Addressing the audio clip, Augustine said it was an old recording of a closed-door strategy session which they never carried through with.
“You discuss all strategies, the good, the bad, the ugly, the beautiful, indifferent, everything…you look at the possibility, you go home you sleep on it and you come back again…,” he said.
“But I’m glad this is out because it showed that we discussed it, we considered it and when you look at the facts, we ain’t hire no team nowhere,” Augustine said.
He said he believed former deputy chief secretary Watson Duke had leaked the clip, since the latter was one of the persons who had attempted to intercede in the payment dispute on the contractor’s behalf.
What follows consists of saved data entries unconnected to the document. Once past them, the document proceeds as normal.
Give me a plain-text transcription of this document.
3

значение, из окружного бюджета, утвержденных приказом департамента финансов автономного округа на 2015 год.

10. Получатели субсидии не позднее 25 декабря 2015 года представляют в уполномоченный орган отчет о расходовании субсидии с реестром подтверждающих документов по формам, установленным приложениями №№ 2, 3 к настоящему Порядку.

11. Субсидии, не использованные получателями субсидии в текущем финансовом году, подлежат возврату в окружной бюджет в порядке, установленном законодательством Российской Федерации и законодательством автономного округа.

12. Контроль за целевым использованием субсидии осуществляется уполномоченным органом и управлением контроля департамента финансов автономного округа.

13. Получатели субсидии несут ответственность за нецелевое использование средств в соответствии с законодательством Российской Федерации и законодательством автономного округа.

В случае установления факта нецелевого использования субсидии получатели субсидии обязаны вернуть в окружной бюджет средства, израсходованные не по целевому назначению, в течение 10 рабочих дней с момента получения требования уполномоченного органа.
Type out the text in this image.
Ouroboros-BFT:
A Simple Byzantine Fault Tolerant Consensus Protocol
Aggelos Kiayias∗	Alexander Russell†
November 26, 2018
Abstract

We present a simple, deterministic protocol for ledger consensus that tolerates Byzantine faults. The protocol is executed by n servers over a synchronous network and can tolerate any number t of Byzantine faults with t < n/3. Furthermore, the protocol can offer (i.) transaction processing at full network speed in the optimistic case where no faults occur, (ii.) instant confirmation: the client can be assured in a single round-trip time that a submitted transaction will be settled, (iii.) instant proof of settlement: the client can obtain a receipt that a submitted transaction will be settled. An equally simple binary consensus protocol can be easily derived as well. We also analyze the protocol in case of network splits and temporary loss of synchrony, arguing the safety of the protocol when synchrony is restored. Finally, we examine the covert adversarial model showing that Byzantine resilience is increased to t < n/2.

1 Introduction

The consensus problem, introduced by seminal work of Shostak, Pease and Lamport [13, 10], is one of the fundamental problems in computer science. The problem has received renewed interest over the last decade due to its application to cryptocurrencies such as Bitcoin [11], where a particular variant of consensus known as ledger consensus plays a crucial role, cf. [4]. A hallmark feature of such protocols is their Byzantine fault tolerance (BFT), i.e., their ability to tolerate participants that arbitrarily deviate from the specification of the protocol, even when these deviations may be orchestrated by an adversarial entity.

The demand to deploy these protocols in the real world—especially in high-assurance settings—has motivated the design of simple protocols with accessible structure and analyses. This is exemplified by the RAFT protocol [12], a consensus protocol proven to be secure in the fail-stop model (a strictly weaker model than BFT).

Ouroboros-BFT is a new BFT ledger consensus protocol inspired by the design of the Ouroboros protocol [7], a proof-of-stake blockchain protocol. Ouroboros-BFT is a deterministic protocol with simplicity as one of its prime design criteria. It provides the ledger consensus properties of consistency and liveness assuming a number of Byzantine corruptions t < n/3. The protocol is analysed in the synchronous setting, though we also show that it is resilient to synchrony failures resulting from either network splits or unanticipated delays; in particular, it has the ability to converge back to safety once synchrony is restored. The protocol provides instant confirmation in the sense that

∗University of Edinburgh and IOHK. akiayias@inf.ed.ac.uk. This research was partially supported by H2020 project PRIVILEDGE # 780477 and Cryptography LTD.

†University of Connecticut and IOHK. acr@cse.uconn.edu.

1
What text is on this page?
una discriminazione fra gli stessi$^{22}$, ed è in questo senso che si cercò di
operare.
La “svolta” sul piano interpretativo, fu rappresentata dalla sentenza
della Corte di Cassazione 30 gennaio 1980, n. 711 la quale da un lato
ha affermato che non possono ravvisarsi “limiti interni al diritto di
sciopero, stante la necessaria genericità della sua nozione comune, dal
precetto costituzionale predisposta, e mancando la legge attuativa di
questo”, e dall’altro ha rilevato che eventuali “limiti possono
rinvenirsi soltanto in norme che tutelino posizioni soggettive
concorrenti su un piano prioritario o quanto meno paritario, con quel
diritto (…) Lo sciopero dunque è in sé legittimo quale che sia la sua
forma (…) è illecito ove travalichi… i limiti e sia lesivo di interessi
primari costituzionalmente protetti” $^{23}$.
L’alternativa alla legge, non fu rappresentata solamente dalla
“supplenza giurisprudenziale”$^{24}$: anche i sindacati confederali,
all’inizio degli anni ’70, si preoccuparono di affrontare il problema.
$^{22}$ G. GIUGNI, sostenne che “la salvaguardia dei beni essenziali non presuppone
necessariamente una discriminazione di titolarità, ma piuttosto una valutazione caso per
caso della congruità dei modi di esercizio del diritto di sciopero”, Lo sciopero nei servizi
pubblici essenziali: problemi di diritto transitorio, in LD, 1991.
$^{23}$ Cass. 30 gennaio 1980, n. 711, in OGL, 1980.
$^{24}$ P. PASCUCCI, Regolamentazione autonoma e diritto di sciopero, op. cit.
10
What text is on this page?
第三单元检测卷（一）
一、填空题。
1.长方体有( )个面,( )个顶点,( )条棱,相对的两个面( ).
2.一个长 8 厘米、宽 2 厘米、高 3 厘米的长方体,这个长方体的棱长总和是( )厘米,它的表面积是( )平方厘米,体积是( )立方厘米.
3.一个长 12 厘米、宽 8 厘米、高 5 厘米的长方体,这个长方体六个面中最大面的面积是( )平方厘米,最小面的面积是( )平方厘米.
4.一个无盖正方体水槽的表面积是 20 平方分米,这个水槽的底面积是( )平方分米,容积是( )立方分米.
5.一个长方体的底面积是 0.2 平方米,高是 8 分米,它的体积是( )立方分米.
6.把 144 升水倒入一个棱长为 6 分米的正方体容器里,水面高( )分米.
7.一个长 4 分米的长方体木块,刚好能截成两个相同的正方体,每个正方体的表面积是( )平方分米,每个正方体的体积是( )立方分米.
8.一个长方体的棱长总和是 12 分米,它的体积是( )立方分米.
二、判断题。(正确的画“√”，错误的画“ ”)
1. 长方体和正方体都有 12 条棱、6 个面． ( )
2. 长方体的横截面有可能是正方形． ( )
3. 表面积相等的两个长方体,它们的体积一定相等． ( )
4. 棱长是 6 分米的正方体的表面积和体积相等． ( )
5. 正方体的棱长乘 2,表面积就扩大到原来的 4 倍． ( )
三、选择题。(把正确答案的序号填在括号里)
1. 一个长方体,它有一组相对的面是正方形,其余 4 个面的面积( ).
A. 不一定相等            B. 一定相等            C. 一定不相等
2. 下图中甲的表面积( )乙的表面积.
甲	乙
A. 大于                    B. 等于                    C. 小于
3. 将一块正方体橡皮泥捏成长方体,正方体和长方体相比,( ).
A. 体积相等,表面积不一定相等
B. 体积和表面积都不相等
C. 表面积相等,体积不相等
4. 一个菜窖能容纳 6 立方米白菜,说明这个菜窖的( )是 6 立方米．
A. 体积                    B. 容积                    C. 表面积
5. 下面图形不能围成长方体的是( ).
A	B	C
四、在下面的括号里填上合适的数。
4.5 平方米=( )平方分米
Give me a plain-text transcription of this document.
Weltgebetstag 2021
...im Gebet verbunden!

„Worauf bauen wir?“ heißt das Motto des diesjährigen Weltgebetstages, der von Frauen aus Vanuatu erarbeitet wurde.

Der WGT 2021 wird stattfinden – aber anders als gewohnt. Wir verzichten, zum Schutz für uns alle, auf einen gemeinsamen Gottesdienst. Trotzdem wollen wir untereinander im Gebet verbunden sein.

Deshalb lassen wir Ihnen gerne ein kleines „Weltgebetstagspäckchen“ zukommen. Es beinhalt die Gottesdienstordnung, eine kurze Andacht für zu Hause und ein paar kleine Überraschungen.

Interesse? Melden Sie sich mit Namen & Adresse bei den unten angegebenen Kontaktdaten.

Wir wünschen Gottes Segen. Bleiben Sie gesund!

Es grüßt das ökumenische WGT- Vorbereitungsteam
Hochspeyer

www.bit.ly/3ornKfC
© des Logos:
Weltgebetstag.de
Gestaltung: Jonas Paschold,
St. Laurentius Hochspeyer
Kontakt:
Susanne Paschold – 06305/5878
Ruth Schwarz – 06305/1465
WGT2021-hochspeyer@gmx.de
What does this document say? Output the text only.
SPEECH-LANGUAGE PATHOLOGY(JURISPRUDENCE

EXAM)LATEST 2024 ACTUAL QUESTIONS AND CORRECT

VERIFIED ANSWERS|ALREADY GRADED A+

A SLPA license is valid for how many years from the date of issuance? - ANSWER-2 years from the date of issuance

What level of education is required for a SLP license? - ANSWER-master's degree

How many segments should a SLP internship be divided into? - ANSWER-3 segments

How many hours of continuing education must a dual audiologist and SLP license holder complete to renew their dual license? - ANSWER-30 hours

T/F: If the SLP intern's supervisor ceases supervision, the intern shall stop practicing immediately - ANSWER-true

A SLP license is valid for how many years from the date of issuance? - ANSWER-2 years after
“In fact, that was perhaps the last meeting we had prior to his departure to New York where he (Duke) infamously ex-communicated himself from the THA,” he claimed.
Morris disappointed
at Farley’s response
Minority Leader of the Tobago House of Assembly, Kelvon Morris, was not impressed by the long-awaited response of Chief Secretary Farley Augustine to the contentious audio clip yesterday.
In a press release, Morris said, “He noted with utmost disappointment, the pre-recorded public statement of a disgraced Chief Secretary, that can only be described as distasteful, classless and masculine jammetery.”
Morris added that Augustine “spent most of his time defaming and spewing several unsubstantiated claims against his political opponents and detractors, but he also threatened THA workers, as well as revealing disparaging screenshots about a young female citizen unnecessarily.”
Morris said he “looks forward to the outcome of the ongoing investigations by both the Trinidad and Tobago Police Service and the Integrity Commission into this matter infamously dubbed “audiogate’.”
Meanwhile, People’s National Movement Tobago Council leader and former chief secretary Ancil Dennis said the staged public briefing provided “no opportunity to the media or anybody to ask questions.”
However, Dennis said he would not comment on the allegations made.
“That is for him, the police and the individuals he made allegations against,” he said.
However, Dennis said he took note of the admission by Augustine that “it was him, the Secretary of Education and other members of his team who sat and planned to utilise THA’s public resources, our money, in a corrupt way for their own personal and political benefit.”